Friday, September 8, 2023

Mark Thomas Edwards's "Walter Lippmann"

Mark Thomas Edwards is professor of US history and politics at Spring Arbor University in Michigan. He has published articles in Religion and American Culture, Diplomatic History, Anglican and Episcopal History, Totalitarian Movements and Political Religions, and the Journal of Religious History. His first book, The Right of the Protestant Left: God’s Totalitarianism (2012) offers a new view of Reinhold Niebuhr, Christian Realism, and the geopolitics of the ecumenical movement.

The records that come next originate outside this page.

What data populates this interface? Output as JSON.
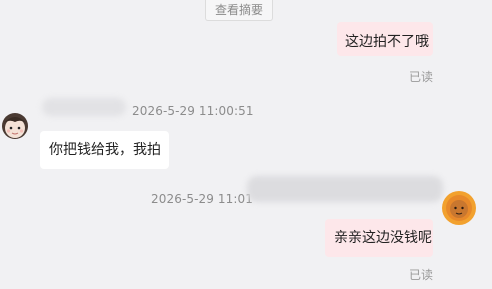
{
  "summary": {
    "label": "查看摘要"
  },
  "messages": [
    {
      "text": "这边拍不了哦",
      "status": "已读"
    },
    {
      "time": "2026-5-29 11:00:51",
      "text": "你把钱给我，我拍"
    },
    {
      "time": "2026-5-29 11:01",
      "text": "亲亲这边没钱呢",
      "status": "已读"
    }
  ],
  "colors": {
    "outgoing_bubble": "#fde7ea",
    "incoming_bubble": "#ffffff",
    "background": "#f1f1f3"
  }
}
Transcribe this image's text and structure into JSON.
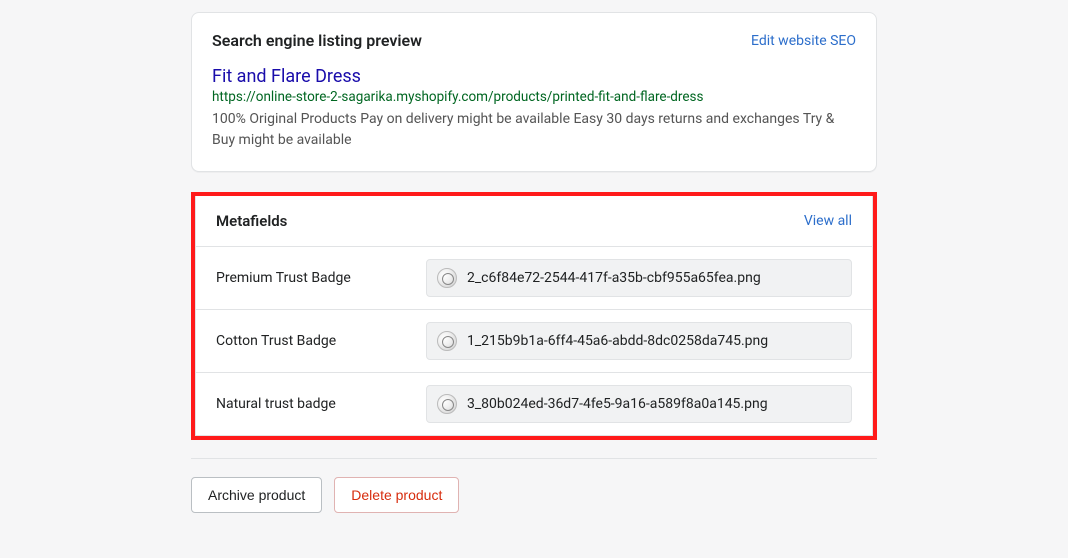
{
  "seo_card": {
    "heading": "Search engine listing preview",
    "edit_link": "Edit website SEO",
    "title": "Fit and Flare Dress",
    "url": "https://online-store-2-sagarika.myshopify.com/products/printed-fit-and-flare-dress",
    "description": "100% Original Products Pay on delivery might be available Easy 30 days returns and exchanges Try & Buy might be available"
  },
  "metafields": {
    "heading": "Metafields",
    "view_all": "View all",
    "rows": [
      {
        "label": "Premium Trust Badge",
        "filename": "2_c6f84e72-2544-417f-a35b-cbf955a65fea.png"
      },
      {
        "label": "Cotton Trust Badge",
        "filename": "1_215b9b1a-6ff4-45a6-abdd-8dc0258da745.png"
      },
      {
        "label": "Natural trust badge",
        "filename": "3_80b024ed-36d7-4fe5-9a16-a589f8a0a145.png"
      }
    ]
  },
  "actions": {
    "archive": "Archive product",
    "delete": "Delete product"
  }
}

Edwards applied the “Page 99 Test” to his new book, Walter Lippmann: American Skeptic, American Pastor, and reported the following:
The Page 99 Test both does and doesn't work for my book. Page 99 is entitled “The Older Lippmann” and offers a brief overview of chapters four through seven. The concluding sentence, “Lippmann’s deepened affiliation with and distance from Christian and Jewish traditions, as well as his embrace and rejection of civil religions, is emphasized throughout,” does hint at major themes of the book, but it is not much to work with apart from reading the introduction of preceding text. That said, readers could infer that, if there was an “Older Lippmann,” there must have been a “Younger Lippmann,” and thus they would have stumbled upon the major organizational framework for the biography. For some time, Lippmann has served as a pawn in the culture wars, with liberals remembering him as a “Tired Radical” who abandoned socialism and conservatives embracing him for his critiques of New Deal liberalism. In fact, Lippmann can't be carved up so neatly in terms of his political, cultural, and religious affiliations. Lippmann did live long enough to endorse both Teddy Roosevelt and Richard Nixon for President twice. Yet elements of his self-professed conservativism of the 1970s could be seen in his Harvard term papers of 1909 when he identified as a socialist. Conversely, Lippmann expected Nixon to continue the Keynesian economics he had learned to love as a critical New Dealer. And so the notion of “Younger” and “Older” Lippmanns is predominantly chronological in nature: Lippmann was once young, then he became old. I do date his transition around 1932 when he began writing his “Today and Tomorrow” op eds for the New York Herald Tribune a Republican newspaper confident enough to bring someone on board that Time magazine had called the “Moses of liberalism.” Lippmann’s weekly tone after that time was more settled, mature, and clerical—“Older”—even if his books became more, in his own words, “incurably eclectic.” Yet my hope is that readers will find much to admire and despise in all of the Lippmanns.